Inappropriate anticoagulation of patients with a mechanical heart valve

14 Jul 2021 02:35 PM

A National Patient Safety Alert has been issued on the risk of inappropriate anticoagulation of patients with a mechanical heart valve.

About this alert

All patients with prosthetic mechanical heart valves require life-long oral anticoagulation with a vitamin K antagonist (VKA), usually warfarin, as these valves predispose the patient to systemic embolism.

Early in the Covid-19 pandemic, published guidance supported clinical teams to review patients treated with a VKA and where appropriate change their medication to an alternative anticoagulant (eg a low molecular weight heparin (LMWH) or a direct oral anticoagulant (DOAC)). This was partly to reduce the frequency of clinic attendance for monitoring, and thus reduce the risk to patients. The guidance listed exceptions where specific patients should not be switched from a VKA, including patients with a mechanical heart valve.

However, incidents have been reported of patients with a mechanical heart valve being switched to a LMWH or a DOAC. This alert asks GPs and other NHS providers of anticoagulation services to identify any patients who have a record of a mechanical heart valve and are receiving a DOAC, and to urgently review these patients to ensure they are on the most appropriate anticoagulation therapy and monitoring.

About National Patient Safety Alerts

This alert has been issued as a National Patient Safety Alert.

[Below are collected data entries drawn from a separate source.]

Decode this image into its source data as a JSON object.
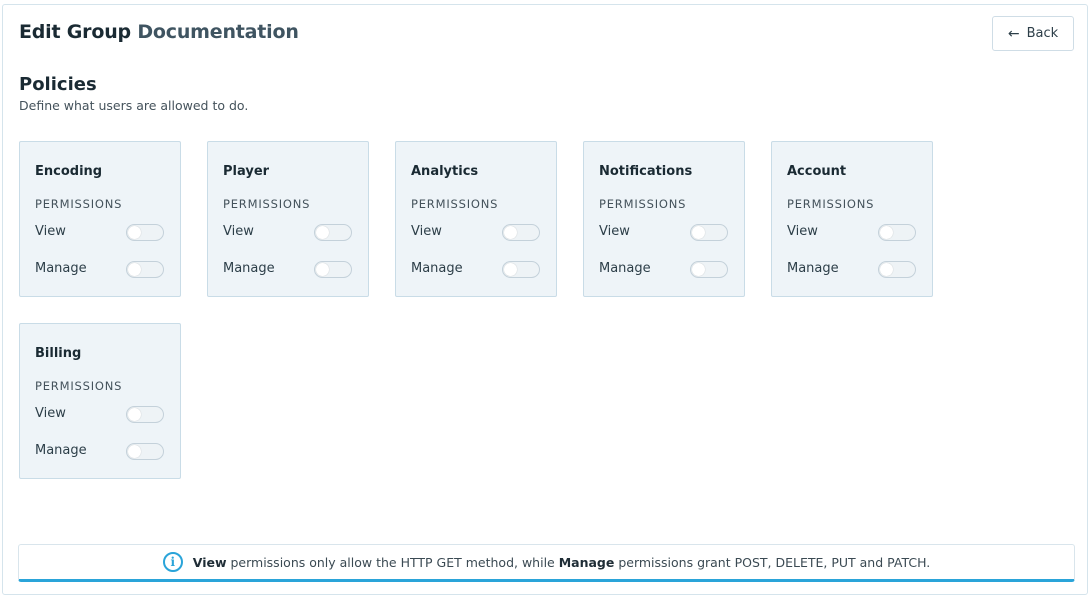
{
  "header": {
    "title_prefix": "Edit Group",
    "group_name": "Documentation",
    "back_label": "Back"
  },
  "policies": {
    "title": "Policies",
    "description": "Define what users are allowed to do."
  },
  "permissions_label": "PERMISSIONS",
  "view_label": "View",
  "manage_label": "Manage",
  "cards": [
    {
      "title": "Encoding",
      "view": false,
      "manage": false
    },
    {
      "title": "Player",
      "view": false,
      "manage": false
    },
    {
      "title": "Analytics",
      "view": false,
      "manage": false
    },
    {
      "title": "Notifications",
      "view": false,
      "manage": false
    },
    {
      "title": "Account",
      "view": false,
      "manage": false
    },
    {
      "title": "Billing",
      "view": false,
      "manage": false
    }
  ],
  "info": {
    "icon": "info-icon",
    "view_word": "View",
    "part1": " permissions only allow the HTTP GET method, while ",
    "manage_word": "Manage",
    "part2": " permissions grant POST, DELETE, PUT and PATCH."
  },
  "colors": {
    "accent": "#2aa4d9",
    "card_bg": "#eef4f8"
  }
}
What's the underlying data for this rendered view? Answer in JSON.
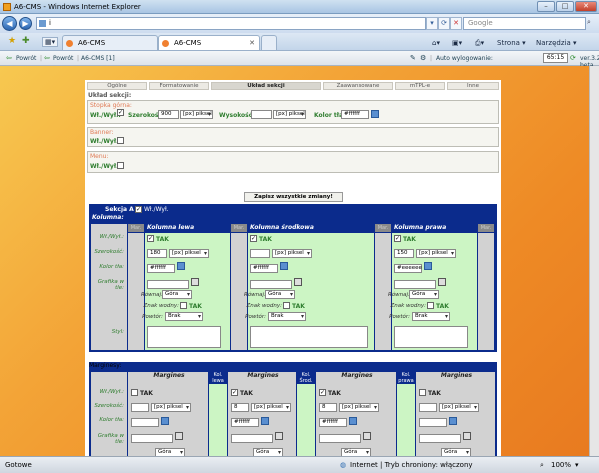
{
  "window": {
    "title": "A6-CMS - Windows Internet Explorer"
  },
  "address": {
    "url": "i"
  },
  "search": {
    "placeholder": "Google"
  },
  "tabs": [
    {
      "label": "A6-CMS"
    },
    {
      "label": "A6-CMS"
    }
  ],
  "toolbar": {
    "page": "Strona",
    "tools": "Narzędzia"
  },
  "appbar": {
    "back1": "Powrót",
    "back2": "Powrót",
    "section": "A6-CMS [1]",
    "auto_label": "Auto wylogowanie:",
    "auto_value": "65:15",
    "version": "ver.3.25 beta"
  },
  "content_tabs": [
    {
      "label": "Ogólne"
    },
    {
      "label": "Formatowanie"
    },
    {
      "label": "Układ sekcji"
    },
    {
      "label": "Zaawansowane"
    },
    {
      "label": "mTPL-e"
    },
    {
      "label": "Inne"
    }
  ],
  "layout_label": "Układ sekcji:",
  "top_strip": {
    "title": "Stopka górna:",
    "onoff": "Wł./Wył.:",
    "width_label": "Szerokość:",
    "width_value": "900",
    "width_unit": "[px] piksel",
    "height_label": "Wysokość:",
    "height_unit": "[px] piksel",
    "color_label": "Kolor tła:",
    "color_value": "#ffffff"
  },
  "banner": {
    "title": "Banner:",
    "onoff": "Wł./Wył.:"
  },
  "menu": {
    "title": "Menu:",
    "onoff": "Wł./Wył.:"
  },
  "save_all": "Zapisz wszystkie zmiany!",
  "section_a": {
    "title": "Sekcja A",
    "onoff": "Wł./Wył.",
    "columns_label": "Kolumna:"
  },
  "mar": "Mar.",
  "columns": [
    {
      "name": "Kolumna lewa",
      "tak": "TAK",
      "width": "180",
      "unit": "[px] piksel",
      "color": "#ffffff",
      "align": "Góra",
      "wm_label": "Znak wodny:",
      "wm_value": "TAK",
      "repeat": "Brak"
    },
    {
      "name": "Kolumna środkowa",
      "tak": "TAK",
      "width": "",
      "unit": "[px] piksel",
      "color": "#ffffff",
      "align": "Góra",
      "wm_label": "Znak wodny:",
      "wm_value": "TAK",
      "repeat": "Brak"
    },
    {
      "name": "Kolumna prawa",
      "tak": "TAK",
      "width": "150",
      "unit": "[px] piksel",
      "color": "#eeeeee",
      "align": "Góra",
      "wm_label": "Znak wodny:",
      "wm_value": "TAK",
      "repeat": "Brak"
    }
  ],
  "rows": {
    "onoff": "Wł./Wył.:",
    "width": "Szerokość:",
    "color": "Kolor tła:",
    "graphic1": "Grafika w",
    "graphic2": "tle:",
    "align": "Równaj:",
    "repeat": "Powtór:",
    "style": "Styl:"
  },
  "margins_label": "Marginesy:",
  "margins_cols": [
    {
      "name": "Margines",
      "onoff": "TAK",
      "checked": false,
      "width": "",
      "unit": "[px] piksel"
    },
    {
      "name": "Margines",
      "onoff": "TAK",
      "checked": true,
      "width": "8",
      "unit": "[px] piksel"
    },
    {
      "name": "Margines",
      "onoff": "TAK",
      "checked": true,
      "width": "8",
      "unit": "[px] piksel"
    },
    {
      "name": "Margines",
      "onoff": "TAK",
      "checked": false,
      "width": "",
      "unit": "[px] piksel"
    }
  ],
  "margins_between": [
    {
      "l1": "Kol.",
      "l2": "lewa"
    },
    {
      "l1": "Kol.",
      "l2": "Środ."
    },
    {
      "l1": "Kol.",
      "l2": "prawa"
    }
  ],
  "margin_color": "#ffffff",
  "margin_align": "Góra",
  "status": {
    "left": "Gotowe",
    "zone": "Internet | Tryb chroniony: włączony",
    "zoom": "100%"
  },
  "colors": {
    "accent_blue": "#0b2b8c",
    "green_col": "#ccf5c4",
    "orange_bg": "#f3a437"
  }
}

The NHS England and NHS Improvement patient safety team was the first national body to have been accredited to issue National Patient Safety Alerts by the National Patient Safety Alerting Committee (NaPSAC). All National Patient Safety Alerts are required to meet NaPSAC’s thresholds and standards. These thresholds and standards include working with patients, frontline staff and experts to ensure alerts provide clear, effective actions for safety-critical issues.

NaPSAC requires providers to introduce new systems for planning and coordinating the actions required by any National Patient Safety Alert across their organisation, with executive oversight.

Failure to take the actions required under any National Patient Safety Alert may lead to CQC taking regulatory action.

Patient safety alerts are shared rapidly with healthcare providers via the Central Alerting System (CAS).